On the fifth floor, on his newly-arrived couch in the apartment he’d only been living in for less than a month, Yuta shivered. New places didn’t have ghosts, he reminded himself. New apartments five floors off the ground weren’t haunted by anything when there was nothing there before. He should know, he’d even checked with the building owner to make sure that the shapes - the shape, the tall man - he occasionally saw in the mirror he’d picked up at the flea market wasn’t the echo of somebody who was dead. He hoped the man wasn’t dead. The flashes of him that Yuta caught were enough to tell him that he was gorgeous, whoever he was. 

He was starting suspect that the mirror wasn’t normal. One of a pair, the vendor had told him. He’d thought this was cool at the time. He’d started building romantic notions in his head about the story of the mirror’s lost twin. He’d started imagining conversations with the man on the other side. He was working up the courage to call out to him, to do more than just watch him go about his day. 

But the man had never spoken to him before. Their eyes had never met before. 

“I hope you don’t die,” the man had said in Korean, and his voice, gentle and musical, had rung out from the mirror clear as day. He hadn’t been there before, or Yuta hadn’t looked up from the television long enough to notice. But he was sitting there, on a couch that wasn’t Yuta’s, in an apartment that wasn’t his, like he was sitting right next to him. But he wasn’t. 
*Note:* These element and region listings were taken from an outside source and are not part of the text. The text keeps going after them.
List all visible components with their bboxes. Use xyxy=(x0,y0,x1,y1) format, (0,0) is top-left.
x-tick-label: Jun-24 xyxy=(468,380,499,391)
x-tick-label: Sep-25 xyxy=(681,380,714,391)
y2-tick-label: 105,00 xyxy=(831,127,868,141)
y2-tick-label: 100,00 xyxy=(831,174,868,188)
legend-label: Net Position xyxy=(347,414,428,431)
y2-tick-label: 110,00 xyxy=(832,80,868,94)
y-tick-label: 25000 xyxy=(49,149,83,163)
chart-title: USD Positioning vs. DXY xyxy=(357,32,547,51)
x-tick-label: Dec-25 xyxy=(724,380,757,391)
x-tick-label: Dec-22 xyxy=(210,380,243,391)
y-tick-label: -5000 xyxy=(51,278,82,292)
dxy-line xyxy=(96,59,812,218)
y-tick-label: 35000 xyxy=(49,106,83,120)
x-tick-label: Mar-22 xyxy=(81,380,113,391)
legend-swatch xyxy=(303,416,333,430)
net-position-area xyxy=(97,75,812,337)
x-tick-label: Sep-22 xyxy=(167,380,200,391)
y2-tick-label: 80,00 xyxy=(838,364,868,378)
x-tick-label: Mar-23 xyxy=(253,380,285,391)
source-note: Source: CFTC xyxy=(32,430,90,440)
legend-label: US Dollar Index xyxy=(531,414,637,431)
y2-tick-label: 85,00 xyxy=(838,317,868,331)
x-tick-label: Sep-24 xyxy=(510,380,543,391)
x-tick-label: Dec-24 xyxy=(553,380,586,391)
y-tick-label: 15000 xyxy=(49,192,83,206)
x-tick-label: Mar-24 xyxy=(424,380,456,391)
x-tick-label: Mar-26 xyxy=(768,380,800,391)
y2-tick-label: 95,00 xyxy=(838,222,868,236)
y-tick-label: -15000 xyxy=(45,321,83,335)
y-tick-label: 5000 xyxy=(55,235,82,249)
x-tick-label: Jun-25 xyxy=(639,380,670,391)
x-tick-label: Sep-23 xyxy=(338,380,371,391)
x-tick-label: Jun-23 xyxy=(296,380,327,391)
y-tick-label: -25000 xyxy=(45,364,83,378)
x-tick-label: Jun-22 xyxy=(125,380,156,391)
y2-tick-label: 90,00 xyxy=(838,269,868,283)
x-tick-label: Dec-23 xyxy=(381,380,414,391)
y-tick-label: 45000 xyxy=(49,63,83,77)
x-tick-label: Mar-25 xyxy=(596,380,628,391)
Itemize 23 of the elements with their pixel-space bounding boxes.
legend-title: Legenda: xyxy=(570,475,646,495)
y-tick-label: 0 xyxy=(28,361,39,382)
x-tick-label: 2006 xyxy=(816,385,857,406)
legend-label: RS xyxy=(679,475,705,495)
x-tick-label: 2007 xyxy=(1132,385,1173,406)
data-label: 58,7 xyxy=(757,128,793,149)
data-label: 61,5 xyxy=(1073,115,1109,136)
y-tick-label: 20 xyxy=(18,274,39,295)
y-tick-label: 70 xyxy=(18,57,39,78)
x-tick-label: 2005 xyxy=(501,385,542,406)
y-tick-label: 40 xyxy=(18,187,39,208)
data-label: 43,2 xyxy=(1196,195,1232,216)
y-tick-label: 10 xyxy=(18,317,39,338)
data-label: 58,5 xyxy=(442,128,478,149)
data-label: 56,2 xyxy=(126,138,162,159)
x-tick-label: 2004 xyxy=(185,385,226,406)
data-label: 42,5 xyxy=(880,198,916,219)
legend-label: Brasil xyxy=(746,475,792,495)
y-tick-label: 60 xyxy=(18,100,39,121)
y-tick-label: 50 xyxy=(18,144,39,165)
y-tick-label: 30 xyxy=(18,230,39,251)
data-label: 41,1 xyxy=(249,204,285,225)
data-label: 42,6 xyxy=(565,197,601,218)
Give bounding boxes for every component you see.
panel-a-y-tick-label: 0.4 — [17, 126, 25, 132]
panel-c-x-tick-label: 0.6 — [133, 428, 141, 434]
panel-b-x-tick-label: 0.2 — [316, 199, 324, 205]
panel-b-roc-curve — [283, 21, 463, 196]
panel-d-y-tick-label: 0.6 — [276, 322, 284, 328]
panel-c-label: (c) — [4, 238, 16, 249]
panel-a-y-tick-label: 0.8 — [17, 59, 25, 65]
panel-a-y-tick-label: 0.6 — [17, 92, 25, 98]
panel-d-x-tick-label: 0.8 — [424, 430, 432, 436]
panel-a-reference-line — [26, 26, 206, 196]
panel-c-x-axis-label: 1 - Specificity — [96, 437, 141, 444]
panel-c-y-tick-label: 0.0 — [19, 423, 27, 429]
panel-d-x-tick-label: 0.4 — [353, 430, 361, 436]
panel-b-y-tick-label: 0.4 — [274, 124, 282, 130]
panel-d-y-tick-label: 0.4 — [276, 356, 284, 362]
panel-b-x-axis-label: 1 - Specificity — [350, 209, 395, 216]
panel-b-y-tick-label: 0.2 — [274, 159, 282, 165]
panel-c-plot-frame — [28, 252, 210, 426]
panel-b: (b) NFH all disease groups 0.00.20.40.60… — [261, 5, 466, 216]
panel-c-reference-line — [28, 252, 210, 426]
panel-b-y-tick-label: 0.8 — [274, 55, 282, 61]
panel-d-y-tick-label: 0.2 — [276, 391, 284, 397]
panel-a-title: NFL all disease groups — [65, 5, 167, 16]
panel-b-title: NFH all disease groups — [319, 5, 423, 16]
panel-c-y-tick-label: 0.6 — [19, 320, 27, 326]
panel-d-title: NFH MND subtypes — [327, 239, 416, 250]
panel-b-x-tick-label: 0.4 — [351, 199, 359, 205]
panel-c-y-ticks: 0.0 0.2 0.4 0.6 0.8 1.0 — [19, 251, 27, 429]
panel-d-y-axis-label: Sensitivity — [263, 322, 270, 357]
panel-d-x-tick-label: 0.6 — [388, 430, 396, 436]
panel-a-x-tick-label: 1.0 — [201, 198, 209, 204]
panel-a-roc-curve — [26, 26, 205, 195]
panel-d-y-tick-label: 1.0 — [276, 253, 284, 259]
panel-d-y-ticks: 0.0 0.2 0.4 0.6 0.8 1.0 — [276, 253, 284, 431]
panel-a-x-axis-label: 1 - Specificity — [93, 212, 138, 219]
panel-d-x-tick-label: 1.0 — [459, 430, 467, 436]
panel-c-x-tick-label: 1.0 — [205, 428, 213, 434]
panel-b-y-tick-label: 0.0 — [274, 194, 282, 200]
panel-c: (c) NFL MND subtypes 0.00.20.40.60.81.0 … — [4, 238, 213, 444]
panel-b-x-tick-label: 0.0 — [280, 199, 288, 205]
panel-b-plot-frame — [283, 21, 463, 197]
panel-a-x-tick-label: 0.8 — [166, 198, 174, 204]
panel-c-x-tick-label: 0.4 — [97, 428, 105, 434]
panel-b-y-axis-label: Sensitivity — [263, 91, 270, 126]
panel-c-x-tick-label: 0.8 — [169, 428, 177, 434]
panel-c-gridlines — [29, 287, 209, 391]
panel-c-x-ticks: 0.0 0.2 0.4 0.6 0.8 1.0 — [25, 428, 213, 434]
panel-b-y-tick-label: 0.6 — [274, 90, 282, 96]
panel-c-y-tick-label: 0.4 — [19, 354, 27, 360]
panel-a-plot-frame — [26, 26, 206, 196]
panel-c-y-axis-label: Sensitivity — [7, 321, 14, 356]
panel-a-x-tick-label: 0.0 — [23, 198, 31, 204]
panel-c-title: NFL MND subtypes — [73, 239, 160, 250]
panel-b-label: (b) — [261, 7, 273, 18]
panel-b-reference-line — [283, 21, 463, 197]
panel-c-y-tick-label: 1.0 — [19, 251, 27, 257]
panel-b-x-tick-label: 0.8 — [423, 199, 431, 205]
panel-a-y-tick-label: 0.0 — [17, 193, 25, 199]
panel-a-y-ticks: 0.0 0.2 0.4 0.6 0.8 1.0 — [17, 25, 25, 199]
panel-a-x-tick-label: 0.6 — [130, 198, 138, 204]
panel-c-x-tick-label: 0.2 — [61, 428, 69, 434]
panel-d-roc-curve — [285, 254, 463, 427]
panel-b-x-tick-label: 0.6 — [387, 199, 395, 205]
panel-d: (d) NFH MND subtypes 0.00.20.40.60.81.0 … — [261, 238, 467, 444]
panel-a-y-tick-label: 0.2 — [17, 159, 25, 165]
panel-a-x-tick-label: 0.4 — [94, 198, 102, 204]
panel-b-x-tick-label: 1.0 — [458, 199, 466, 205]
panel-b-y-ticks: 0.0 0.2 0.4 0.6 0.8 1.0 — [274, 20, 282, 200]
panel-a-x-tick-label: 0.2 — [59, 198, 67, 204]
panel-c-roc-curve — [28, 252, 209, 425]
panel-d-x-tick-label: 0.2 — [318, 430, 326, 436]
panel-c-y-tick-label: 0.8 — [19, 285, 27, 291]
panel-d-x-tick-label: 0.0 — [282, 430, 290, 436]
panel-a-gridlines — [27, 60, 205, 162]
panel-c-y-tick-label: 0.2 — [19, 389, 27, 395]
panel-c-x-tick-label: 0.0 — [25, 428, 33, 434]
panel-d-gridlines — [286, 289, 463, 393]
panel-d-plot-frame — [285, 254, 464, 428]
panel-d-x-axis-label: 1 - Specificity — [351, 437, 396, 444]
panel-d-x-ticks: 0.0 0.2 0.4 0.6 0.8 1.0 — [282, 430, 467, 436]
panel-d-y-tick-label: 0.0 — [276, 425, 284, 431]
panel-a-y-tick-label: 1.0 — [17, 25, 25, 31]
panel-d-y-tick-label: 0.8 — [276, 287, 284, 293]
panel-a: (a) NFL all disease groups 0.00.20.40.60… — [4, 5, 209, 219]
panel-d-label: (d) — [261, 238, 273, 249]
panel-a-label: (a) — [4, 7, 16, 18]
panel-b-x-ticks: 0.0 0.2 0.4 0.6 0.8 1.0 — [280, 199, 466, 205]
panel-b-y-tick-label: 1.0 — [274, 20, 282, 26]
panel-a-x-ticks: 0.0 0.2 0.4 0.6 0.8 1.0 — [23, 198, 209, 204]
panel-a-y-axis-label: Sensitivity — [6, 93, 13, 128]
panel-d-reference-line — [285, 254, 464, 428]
“I hope you don’t die-” their eyes had met.

And then the man disappeared. 

 

 

Notes:

Short fiction prompts with the fireplacers, prompt words were: Jungwoo x Yuta, doppelgänger, ommlette.
I couldn't resist being a little self-indulgent with interpreting the prompt words here.
This one actually might get a continuation... I like the idea of them running into each other in the mailroom and losing their collective brain cell. That's what you get for splitting up haunted mirrors.